I don't have active any script add-in that does anything when closing a Lister, or when exiting DO.
Windows registry is not modified to automatically close programs on reboot and the timeout is not modified.
It seems to be something DO related to the way it saves some configuration. I have tried changing some DO preferences (changes in prefs.osd are not written immediately either), after rebooting I can see that the changes made are present. If it's something from Windows on my system, it should also affect it in that sense right?
Do you see the same issue if you use FIle > Exit Directory Opus instead of rebooting?
To Opus, the shutdown should be the same. Main difference is Windows won't impose a time limit if it takes a long time.
Checking how long it takes for dopus.exe to be removed from the Task Manager / Processes tab should also tell us if shutdown is taking an abnormally long time.

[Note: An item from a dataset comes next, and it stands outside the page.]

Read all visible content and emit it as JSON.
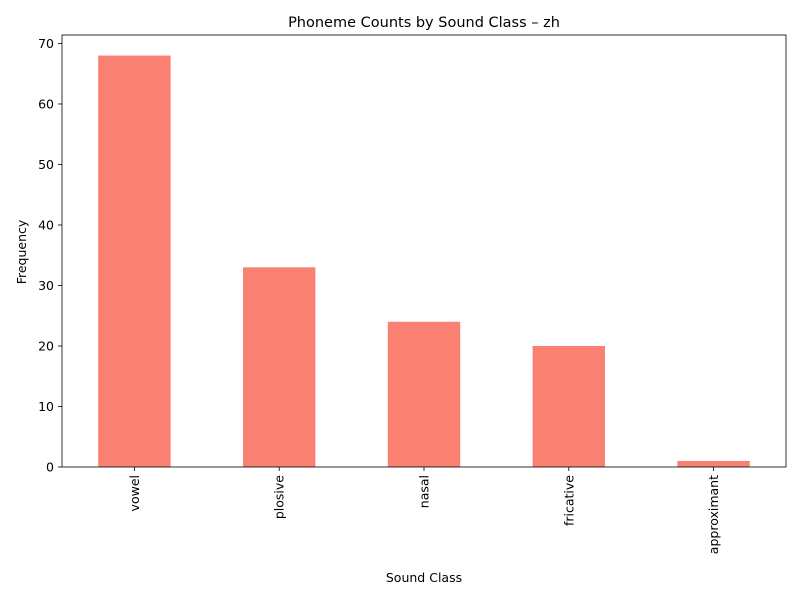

(Unless the issue only happens when other things are shutting down at the same time, which is always possible. The machine will be under more load, and a component that loads itself into multiple processes or needs to talk to its main process that's now shutdown may go wrong, perhaps. I've also heard of one issue, many years ago, where one of the antivirus tools would throw away filesystem changes that happened after a certain point during shutdown, as another possibility.)
No, only when rebooting /shutdown. And it seems that only affects some of the configuration. (e.g. all the config stored in prefs.osd is written properly in any scenario).
Also, there's no Windows warning on reboot/shutdown when an app is taking too long to close.
That makes me think it's more related to DO than Windows. Perhaps if more people following the steps I have described above, can check if the FAYT command history is saved after a reboot it may shed more light on the issue.
I found that a few things (including FAYT history) were being saved quite late in the shutdown process, and have moved them to earlier in the sequence.
This means they're now saved while still processing the shutdown message from Windows, which should hopefully mean they get saved before Windows kills the process.